Vladimir Sergeevich Bagotsky
Vladimir Sergeevich during IELAN period and in his former IELAN office during a visit to Moscow from USA (in color)

Being a world expert on the oxygen reduction reaction, Bagotsky followed developments with keen interest. He was particularly fascinated by the use of macrocyclic compounds as molecular catalysts for oxygen reduction. Although the electrocatalytic activity of some metal phthalocyanines and some substituted porphyrins had been known since the nineteen seventies, their long-term stability was questionable, and so Bagotsky carried out a series of experiments to test their thermal response. The results were published in refs [273, 276]. The influence of cobalt phthalocyanine, tetraphenylporphyrin, and tetrabenzoporphyrin increased noticeably after heat-treatment. Of course, heat treatment normally results in destruction of organic compounds, so it was a great surprise when the electrodes retained their high activity. Bagotsky’s lecture at the 3rd International Symposium “Elektrochemische Stromquellen” in Dresden (1978) created a furore!
At the beginning of the nineteen seventies, the attention of electrochemists all over the world was drawn to lithium batteries. The successful commercialization of such devices (both primary and secondary) by various Japanese companies prompted a global shift in research from fuel cells to lithium-based systems. The Institute of Electrochemistry in Moscow could not ignore these developments, and a special lithium group was convened in Bagotsky’s Department, headed by Yurii Mikhailovich Povarov. From the outset the interests of this group were focused on the most powerful primary system, namely lithium-thionyl chloride. It must be remembered that experimental work on this system was very difficult due to the high reactivity of lithium metal, and the fact that the solvent could react violently with water. Nevertheless, Bagotsky’s team made significant progress in elucidating the mechanism of thionyl chloride reduction [271, 280]. They also explored the behaviour of porous cathodes [330, 334, 11 in Book Chapter sub-section], and the mechanism of passivation of lithium [327, 338, 340]. Later the same group also studied the effect of various macrocyclic compounds, including porphyrin derivatives, on the cathodic half-cell reaction [331, 333, 335, and 337]. A wide variety of carbon electrode materials was also studied, including carbon black, activated carbon, and graphitized cloth [334]. It was found that the pores in the carbon electrodes filled up non-synchronously, with the large pores filling with lithium chloride first, and the small pores filling second. Evidently, the pore size distribution was an important factor in the battery performance.
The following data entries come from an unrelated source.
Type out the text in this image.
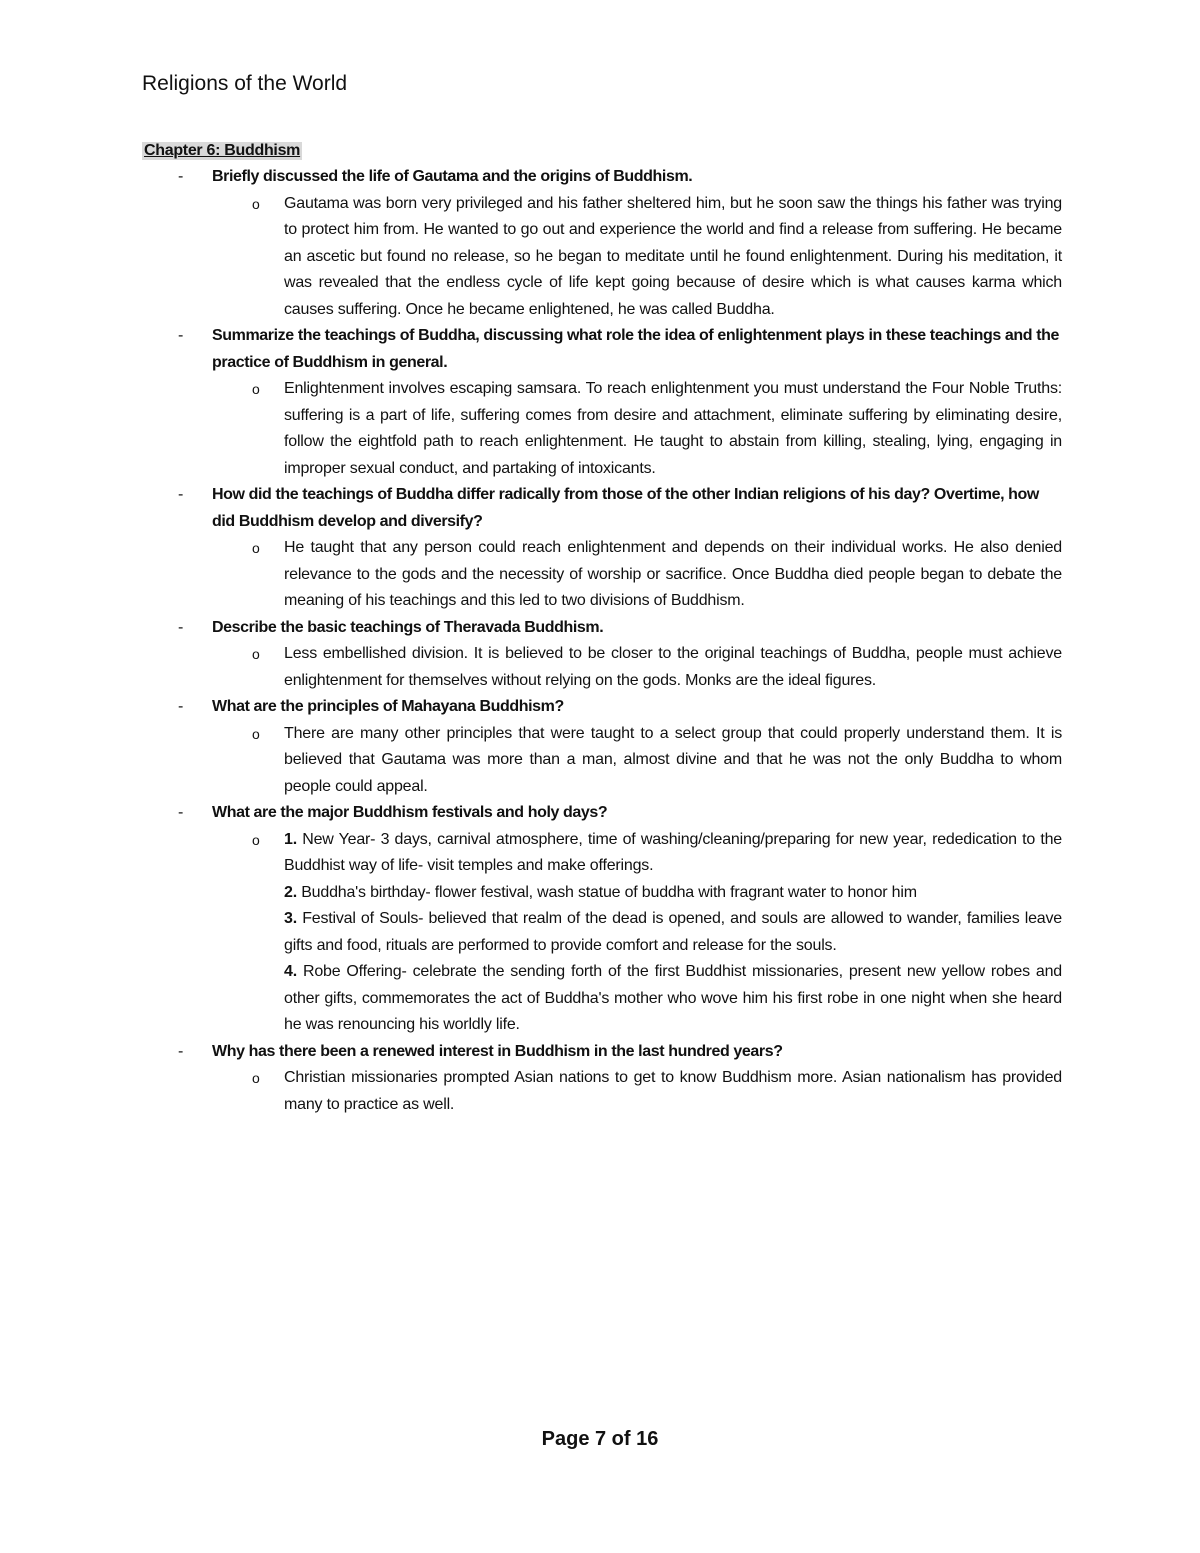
Religions of the World
Chapter 6: Buddhism
- Briefly discussed the life of Gautama and the origins of Buddhism.
o Gautama was born very privileged and his father sheltered him, but he soon saw the things his father was trying to protect him from. He wanted to go out and experience the world and find a release from suffering. He became an ascetic but found no release, so he began to meditate until he found enlightenment. During his meditation, it was revealed that the endless cycle of life kept going because of desire which is what causes karma which causes suffering. Once he became enlightened, he was called Buddha.
- Summarize the teachings of Buddha, discussing what role the idea of enlightenment plays in these teachings and the practice of Buddhism in general.
o Enlightenment involves escaping samsara. To reach enlightenment you must understand the Four Noble Truths: suffering is a part of life, suffering comes from desire and attachment, eliminate suffering by eliminating desire, follow the eightfold path to reach enlightenment. He taught to abstain from killing, stealing, lying, engaging in improper sexual conduct, and partaking of intoxicants.
- How did the teachings of Buddha differ radically from those of the other Indian religions of his day? Overtime, how did Buddhism develop and diversify?
o He taught that any person could reach enlightenment and depends on their individual works. He also denied relevance to the gods and the necessity of worship or sacrifice. Once Buddha died people began to debate the meaning of his teachings and this led to two divisions of Buddhism.
- Describe the basic teachings of Theravada Buddhism.
o Less embellished division. It is believed to be closer to the original teachings of Buddha, people must achieve enlightenment for themselves without relying on the gods. Monks are the ideal figures.
- What are the principles of Mahayana Buddhism?
o There are many other principles that were taught to a select group that could properly understand them. It is believed that Gautama was more than a man, almost divine and that he was not the only Buddha to whom people could appeal.
- What are the major Buddhism festivals and holy days?
o 1. New Year- 3 days, carnival atmosphere, time of washing/cleaning/preparing for new year, rededication to the Buddhist way of life- visit temples and make offerings.

2. Buddha's birthday- flower festival, wash statue of buddha with fragrant water to honor him

3. Festival of Souls- believed that realm of the dead is opened, and souls are allowed to wander, families leave gifts and food, rituals are performed to provide comfort and release for the souls.

4. Robe Offering- celebrate the sending forth of the first Buddhist missionaries, present new yellow robes and other gifts, commemorates the act of Buddha's mother who wove him his first robe in one night when she heard he was renouncing his worldly life.

- Why has there been a renewed interest in Buddhism in the last hundred years?
o Christian missionaries prompted Asian nations to get to know Buddhism more. Asian nationalism has provided many to practice as well.
Page 7 of 16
As for the passive films on the lithium surface, it was found that they exhibit self-healing properties. They have an inner layer which is thin and poorly crystalline, and an outer layer which is thick and crystalline. Overall, the film exhibits p-type semiconductivity, with a small hole concentration of circa 1014 cm-3. Nevertheless, it is sufficient to allow the slow growth of the secondary film. Because of various reasons, in particular the secrecy of early lithium batteries R&D, these and some other important results remained unpublished in scientific journals.
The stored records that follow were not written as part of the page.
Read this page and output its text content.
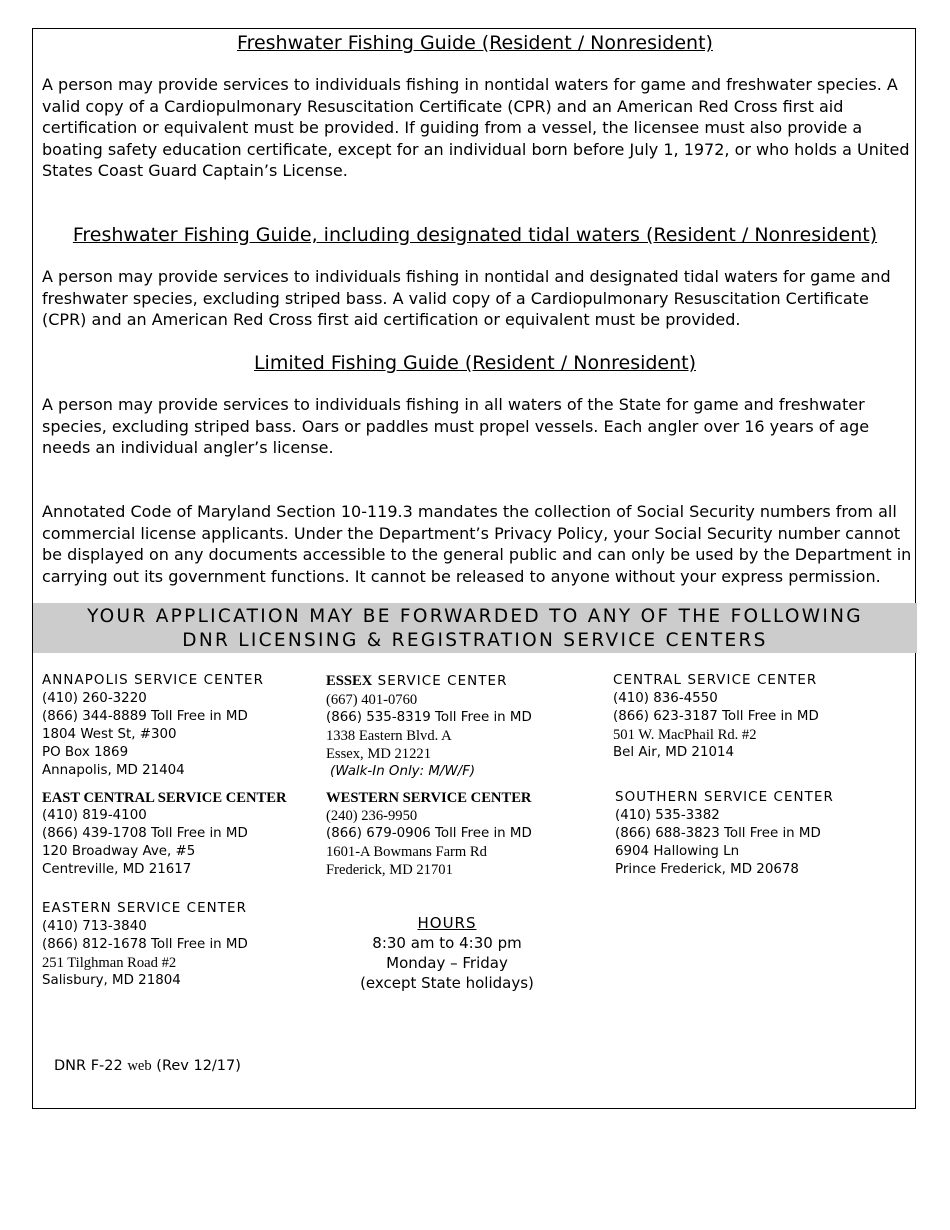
Freshwater Fishing Guide (Resident / Nonresident)
A person may provide services to individuals fishing in nontidal waters for game and freshwater species. A valid copy of a Cardiopulmonary Resuscitation Certificate (CPR) and an American Red Cross first aid certification or equivalent must be provided. If guiding from a vessel, the licensee must also provide a boating safety education certificate, except for an individual born before July 1, 1972, or who holds a United States Coast Guard Captain’s License.
Freshwater Fishing Guide, including designated tidal waters (Resident / Nonresident)
A person may provide services to individuals fishing in nontidal and designated tidal waters for game and freshwater species, excluding striped bass. A valid copy of a Cardiopulmonary Resuscitation Certificate (CPR) and an American Red Cross first aid certification or equivalent must be provided.
Limited Fishing Guide (Resident / Nonresident)
A person may provide services to individuals fishing in all waters of the State for game and freshwater species, excluding striped bass. Oars or paddles must propel vessels. Each angler over 16 years of age needs an individual angler’s license.
Annotated Code of Maryland Section 10-119.3 mandates the collection of Social Security numbers from all commercial license applicants. Under the Department’s Privacy Policy, your Social Security number cannot be displayed on any documents accessible to the general public and can only be used by the Department in carrying out its government functions. It cannot be released to anyone without your express permission.
YOUR APPLICATION MAY BE FORWARDED TO ANY OF THE FOLLOWING
DNR LICENSING & REGISTRATION SERVICE CENTERS
ANNAPOLIS SERVICE CENTER
(410) 260-3220
(866) 344-8889 Toll Free in MD
1804 West St, #300
PO Box 1869
Annapolis, MD 21404
ESSEX SERVICE CENTER
(667) 401-0760
(866) 535-8319 Toll Free in MD
1338 Eastern Blvd. A
Essex, MD 21221
(Walk-In Only: M/W/F)
CENTRAL SERVICE CENTER
(410) 836-4550
(866) 623-3187 Toll Free in MD
501 W. MacPhail Rd. #2
Bel Air, MD 21014
EAST CENTRAL SERVICE CENTER
(410) 819-4100
(866) 439-1708 Toll Free in MD
120 Broadway Ave, #5
Centreville, MD 21617
WESTERN SERVICE CENTER
(240) 236-9950
(866) 679-0906 Toll Free in MD
1601-A Bowmans Farm Rd
Frederick, MD 21701
SOUTHERN SERVICE CENTER
(410) 535-3382
(866) 688-3823 Toll Free in MD
6904 Hallowing Ln
Prince Frederick, MD 20678
EASTERN SERVICE CENTER
(410) 713-3840
(866) 812-1678 Toll Free in MD
251 Tilghman Road #2
Salisbury, MD 21804
HOURS
8:30 am to 4:30 pm
Monday – Friday
(except State holidays)
DNR F-22 web (Rev 12/17)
In his retirement, Bagotsky maintained close contact with his former colleagues in Moscow even after moving to the USA. A lot of people from the former Bagotsky’s Depertment are still working in the Frumkin Institute, forming the Laboratory of the Processes in Power Sources. Amazing all ot us, he continued to work on textbooks and monographs well past his 90th birthday; a special session of the American Electrochemical Society was arranged in his honour as a part of the 218th meeting of the Electrochemical Society in October 2010. His passing is a great loss.
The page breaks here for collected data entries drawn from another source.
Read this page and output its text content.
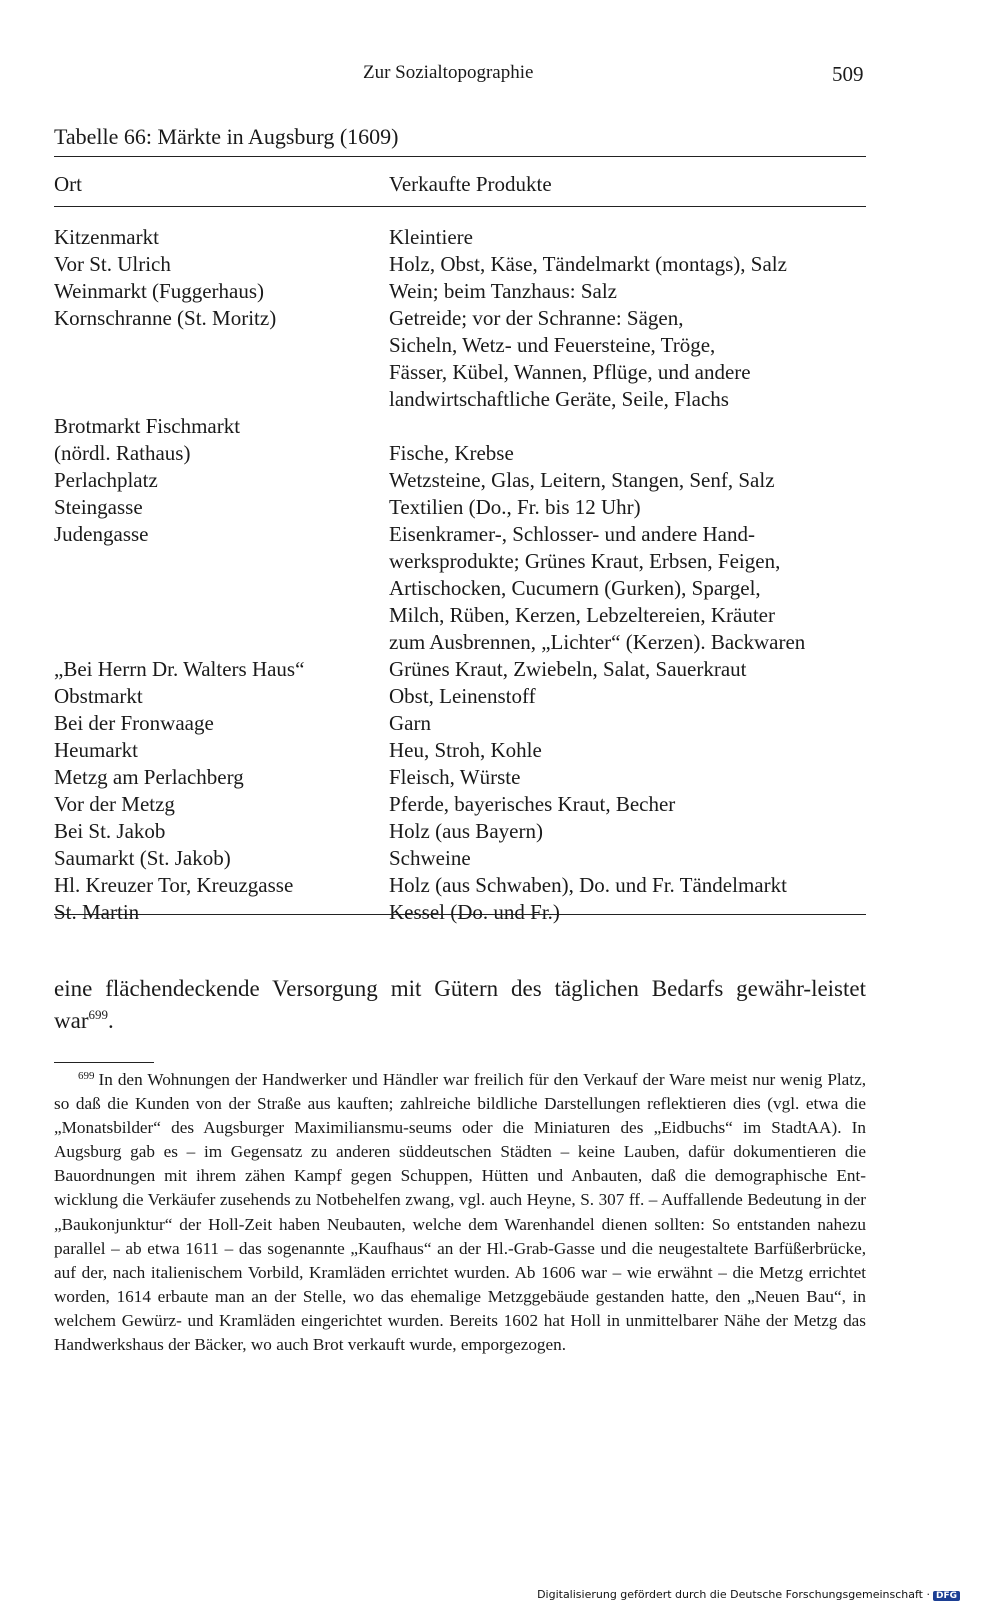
Zur Sozialtopographie	509
Tabelle 66: Märkte in Augsburg (1609)
Ort	Verkaufte Produkte
Kitzenmarkt	Kleintiere
Vor St. Ulrich	Holz, Obst, Käse, Tändelmarkt (montags), Salz
Weinmarkt (Fuggerhaus)	Wein; beim Tanzhaus: Salz
Kornschranne (St. Moritz)	Getreide; vor der Schranne: Sägen,
Sicheln, Wetz- und Feuersteine, Tröge,
Fässer, Kübel, Wannen, Pflüge, und andere
landwirtschaftliche Geräte, Seile, Flachs
Brotmarkt Fischmarkt
(nördl. Rathaus)	Fische, Krebse
Perlachplatz	Wetzsteine, Glas, Leitern, Stangen, Senf, Salz
Steingasse	Textilien (Do., Fr. bis 12 Uhr)
Judengasse	Eisenkramer-, Schlosser- und andere Hand-
werksprodukte; Grünes Kraut, Erbsen, Feigen,
Artischocken, Cucumern (Gurken), Spargel,
Milch, Rüben, Kerzen, Lebzeltereien, Kräuter
zum Ausbrennen, „Lichter“ (Kerzen). Backwaren
„Bei Herrn Dr. Walters Haus“	Grünes Kraut, Zwiebeln, Salat, Sauerkraut
Obstmarkt	Obst, Leinenstoff
Bei der Fronwaage	Garn
Heumarkt	Heu, Stroh, Kohle
Metzg am Perlachberg	Fleisch, Würste
Vor der Metzg	Pferde, bayerisches Kraut, Becher
Bei St. Jakob	Holz (aus Bayern)
Saumarkt (St. Jakob)	Schweine
Hl. Kreuzer Tor, Kreuzgasse	Holz (aus Schwaben), Do. und Fr. Tändelmarkt
St. Martin	Kessel (Do. und Fr.)
eine flächendeckende Versorgung mit Gütern des täglichen Bedarfs gewähr-leistet war$^{699}$.
$^{699}$ In den Wohnungen der Handwerker und Händler war freilich für den Verkauf der Ware meist nur wenig Platz, so daß die Kunden von der Straße aus kauften; zahlreiche bildliche Darstellungen reflektieren dies (vgl. etwa die „Monatsbilder“ des Augsburger Maximiliansmu-seums oder die Miniaturen des „Eidbuchs“ im StadtAA). In Augsburg gab es – im Gegensatz zu anderen süddeutschen Städten – keine Lauben, dafür dokumentieren die Bauordnungen mit ihrem zähen Kampf gegen Schuppen, Hütten und Anbauten, daß die demographische Ent-wicklung die Verkäufer zusehends zu Notbehelfen zwang, vgl. auch Heyne, S. 307 ff. – Auffallende Bedeutung in der „Baukonjunktur“ der Holl-Zeit haben Neubauten, welche dem Warenhandel dienen sollten: So entstanden nahezu parallel – ab etwa 1611 – das sogenannte „Kaufhaus“ an der Hl.-Grab-Gasse und die neugestaltete Barfüßerbrücke, auf der, nach italienischem Vorbild, Kramläden errichtet wurden. Ab 1606 war – wie erwähnt – die Metzg errichtet worden, 1614 erbaute man an der Stelle, wo das ehemalige Metzggebäude gestanden hatte, den „Neuen Bau“, in welchem Gewürz- und Kramläden eingerichtet wurden. Bereits 1602 hat Holl in unmittelbarer Nähe der Metzg das Handwerkshaus der Bäcker, wo auch Brot verkauft wurde, emporgezogen.
Digitalisierung gefördert durch die Deutsche Forschungsgemeinschaft · DFG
Vladimir Sergeevich Bagotsky
Celebration of Bagotsky’s 80-year jubilee in his Moscow flat. From left to right: Nina Vladimirovna Osetrova, Alexander Matveevich Skundin, Evgeniya Ivanovna Khrushcheva, Irina Evgenyevna Yablokova, Vladimir Sergeevich Bagotsky

The authors are grateful to Professor Steven Fletcher for his kind help with preparation of this text, and to Dr Natalya V. Bagotskaya, who provided the photos and other original materials.